06/07/2002 12:00AM

Brown's approach provides a grassroots success


SHAKOPEE, Minn. - Trainer Wilson Brown is a picture of concentration in the mornings as he leads each set to the gap at Canterbury Park. But the steely gaze that lies under his trademark Stetson gives way to a beguiling smile and affable conversation when Brown is asked about his career as a trainer.

A 59-year old native of Jones, Okla., Brown started training rodeo and ranch stock after a stint in the Army, but it wasn't long before Brown was introduced to match racing at a track called Apache Downs.

A gritty runner named Bar Money Steed, who won of 48 of 56 races under Brown's supervision, convinced the young Oklahoman he might have a future in horse racing. In the years that ensued, Brown competed at bush tracks in Oklahoma, Colorado, and New Mexico. His first race at a recognized meet came at a track in Holly, Colo.
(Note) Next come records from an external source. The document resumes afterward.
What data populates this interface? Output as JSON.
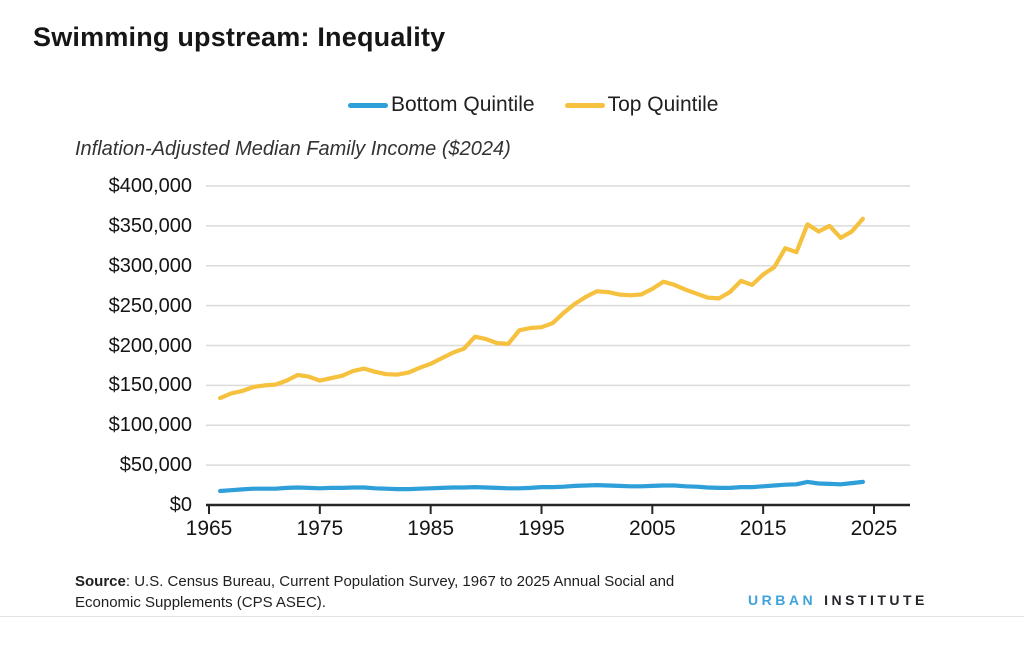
{
  "page": {
    "title": "Swimming upstream: Inequality",
    "source_label": "Source",
    "source_text": ": U.S. Census Bureau, Current Population Survey, 1967 to 2025 Annual Social and Economic Supplements (CPS ASEC).",
    "logo": {
      "part1": "URBAN",
      "part2": "INSTITUTE"
    }
  },
  "chart_data": {
    "type": "line",
    "title": "Inflation-Adjusted Median Family Income ($2024)",
    "x_label": "",
    "y_label": "",
    "grid": "horizontal",
    "legend_position": "top-center",
    "xlim": [
      1964.7,
      2028.3
    ],
    "ylim": [
      0,
      400000
    ],
    "x_ticks": [
      1965,
      1975,
      1985,
      1995,
      2005,
      2015,
      2025
    ],
    "y_ticks": [
      0,
      50000,
      100000,
      150000,
      200000,
      250000,
      300000,
      350000,
      400000
    ],
    "y_tick_labels": [
      "$0",
      "$50,000",
      "$100,000",
      "$150,000",
      "$200,000",
      "$250,000",
      "$300,000",
      "$350,000",
      "$400,000"
    ],
    "x": [
      1966,
      1967,
      1968,
      1969,
      1970,
      1971,
      1972,
      1973,
      1974,
      1975,
      1976,
      1977,
      1978,
      1979,
      1980,
      1981,
      1982,
      1983,
      1984,
      1985,
      1986,
      1987,
      1988,
      1989,
      1990,
      1991,
      1992,
      1993,
      1994,
      1995,
      1996,
      1997,
      1998,
      1999,
      2000,
      2001,
      2002,
      2003,
      2004,
      2005,
      2006,
      2007,
      2008,
      2009,
      2010,
      2011,
      2012,
      2013,
      2014,
      2015,
      2016,
      2017,
      2018,
      2019,
      2020,
      2021,
      2022,
      2023,
      2024
    ],
    "series": [
      {
        "name": "Bottom Quintile",
        "color": "#2e9fd8",
        "values": [
          17500,
          18500,
          19500,
          20500,
          20500,
          20500,
          21500,
          22000,
          21500,
          21000,
          21500,
          21500,
          22000,
          22000,
          21000,
          20500,
          20000,
          20000,
          20500,
          21000,
          21500,
          22000,
          22000,
          22500,
          22000,
          21500,
          21000,
          21000,
          21500,
          22500,
          22500,
          23000,
          24000,
          24500,
          25000,
          24500,
          24000,
          23500,
          23500,
          24000,
          24500,
          24500,
          23500,
          23000,
          22000,
          21500,
          21500,
          22500,
          22500,
          23500,
          24500,
          25500,
          26000,
          29000,
          27000,
          26500,
          26000,
          27500,
          29000
        ]
      },
      {
        "name": "Top Quintile",
        "color": "#f5c13e",
        "values": [
          134000,
          140000,
          143000,
          148000,
          150000,
          151000,
          156000,
          163000,
          161000,
          156000,
          159000,
          162000,
          168000,
          171000,
          167000,
          164000,
          163500,
          166000,
          172000,
          177000,
          184000,
          191000,
          196000,
          211000,
          208000,
          203000,
          202000,
          219000,
          222000,
          223000,
          228000,
          241000,
          252000,
          261000,
          268000,
          267000,
          264000,
          263000,
          264000,
          271000,
          280000,
          276000,
          270000,
          265000,
          260000,
          259000,
          267000,
          281000,
          276000,
          289000,
          298000,
          322000,
          317000,
          352000,
          343000,
          350000,
          335000,
          343000,
          359000
        ]
      }
    ]
  }
}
Having never had the opportunity to work with high-priced stock, Brown has taken an approach to developing racehorse talent that is straightforward and effective. Fans at Canterbury have become accustomed to a watching a string of Brown-trained runners win more than their share of 2-year-old maiden and stakes events year after year.

One of Brown's most legendary charges was Mister Deville, a $7,000 Keeneland weanling purchase who finished third in the Canterbury Park Breeders' Cup Derby two years ago. Mister Deville went on to capture the $307,500 Indiana Derby at Hoosier Park later that fall and retired to stud in Oklahoma with career earnings of $375,320.

Brown readily pointed out that It'sallinthechase, his entrant in Sunday's Canterbury Park Breeders' Cup Derby, differs from Mister Deville.

"These horses are totally different," Brown said, "I knew early on that Mister Deville was a fast horse. It'sallinthechase is the kind that improves with some distance."

The trainer also noted that It'sallinthechase had legitimate excuses when he failed to win at Canterbury last season: "We kept drawing the inside, and he'd come second."

But Brown knew he wasn't the only one trainer who knew It'sallinthechase had talent the day after he finished fifth in the Canterbury Juvenile. "Doug Oliver came up to me the next day and said, 'You didn't get outrun, you just ran out of ground.' "

Afleet Buck: Live longshot?

One runner who might go overlooked in the Canterbury Derby is Afleet Buck. Trainer Jim Espy will saddle Afleet Buck, a Bucksplasher colt owned by Irish Acre Farm who was recently transferred from the Mike Dini barn. Dini trains for Irish Acres Farm owner-trainer Noel Hickey who is currently serving out a suspension.

Hickey has had enjoyed success with other sons of Bucksplasher tried over the Canterbury turf in seasons past, including multiple stakes winners Blair's Cove and Plate Dancer.

* After racing was cancelled Thursday night following the sixth race because a heavy electrical storm, wagers on the pick three, pick four, and pick six were paid to tickets correctly selecting races 3 through 6. Turf racing for Friday's card was cancelled as more storms were expected Friday night.